Dans Mémoires de Viet-Kieu, Clément Baloup recueillait les témoignages de Vietnamiens ayant fuit l’enfer des guerres successives s’abatant sur leur pays.
On y voyait les horreurs qu’ils subirent sur place, les conditions déplorables dans lesquelles ils voyagèrent, et les difficultés à s’installer et s’intégrer ensuite sur leur nouvelle terre d’accueil.
Dans Une si jolie petite guerre, Marcelino Truong nous propose de suivre exactement le chemin inverse.
Fils d’un diplomate Vietnamien employé en Amérique, il nous raconte sa vie d’enfant dans une calme banlieue pavillonnaire de Washington, emplie d’insouciance et de douceur, de jeux et de rires.
Nous sommes à la fin des années 50, le Vietnam est scindé en deux : le Sud, pseudo-démocratie nationaliste dirigée par le président Diêm ; le Nord, dictature militaire et communiste proche du modèle chinois de Mao.
Deux blocs soutenus l’un par les Etats Unis, l’autre par la Russie, qui voient en eux des pièces essentielles de leur interminable Guerre Froide.
En 1961, Kennedy lance l’opération Beef-Up, renforçant l’aide militaire et économique au gouvernement du Sud, et apportant une dimension encore plus radicale au conflit.
C’est dans cette situation extrêmement critique que Truong Buu Khanh, père de Marcelino, est rappelé auprès de Diêm, et que toute la famille revient vivre à Saigon.
Aux portes de la ville la guerre gronde, les attentats se multiplient dans les rues, et la présence militaire – oppressante – s’impose à chaque carrefour.
Et si la mère de l’auteur s’avère de plus en plus affectée par cette vie, Marcelino, son frère, et sa sœur semble presque s’en amuser, inconscients du danger, fascinés par l’armement américain et le vrombissement des avions déchirant le ciel.
Alternant souvenirs intimes et faits historiques, Marcelino Truong nous livre un récit aussi émouvant qu’intéressant, mais offrant également une autre perception sur cette guerre dont on nous a déjà tant parlé.

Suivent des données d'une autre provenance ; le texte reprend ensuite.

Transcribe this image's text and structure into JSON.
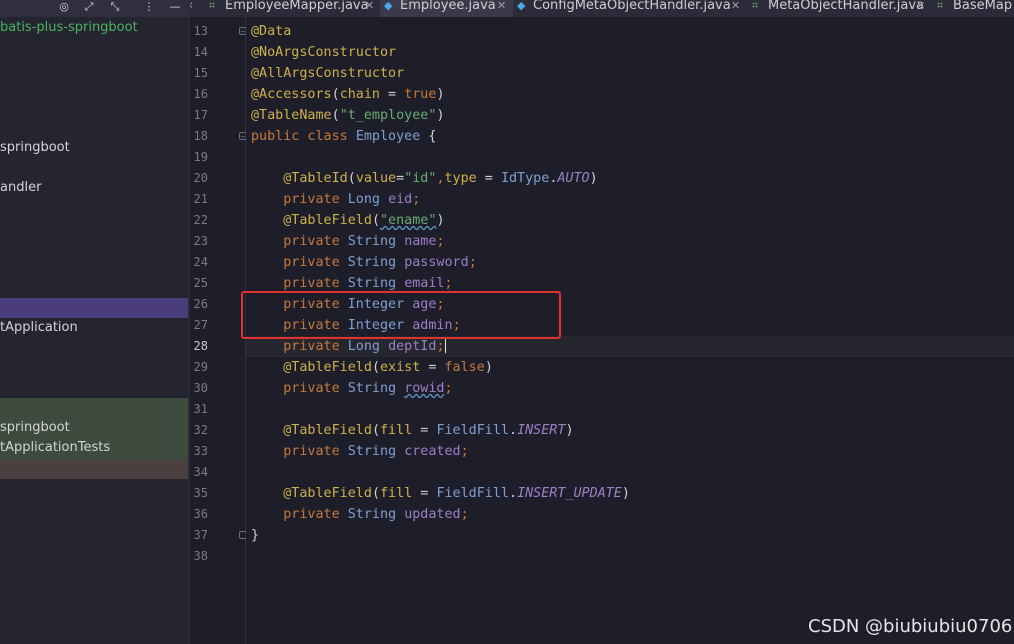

En relatant cette période via les yeux d’un petit garçon, il nous propose un regard empli d’innocence sur ce conflit, où la touchante naïveté due à son jeune âge permettra finalement une des approches les plus sincères et objectives auxquelles on a jamais eu le droit.
Son dessin, se limitant parfois à quelques traits, tout en légèreté, ou s’attardant au contraire sur plus de détails – une ambiance, un bâtiment, des couleurs – offre l’aspect d’un carnet de croquis à ce livre, et lui apporte encore d’avantage ce côté témoignage, mémoires…
Un magnifique voyage qui nous emmène de Washington à Londres, en passant par Saint Malo et bien sûr Saigon, parfois dur et violent, souvent émouvant et poignant, qui nous raconte à la fois l’histoire d’un pays et celle d’une famille…
Une si jolie petite guerre, de Marcelino Truong (ed. Denoël Graphic).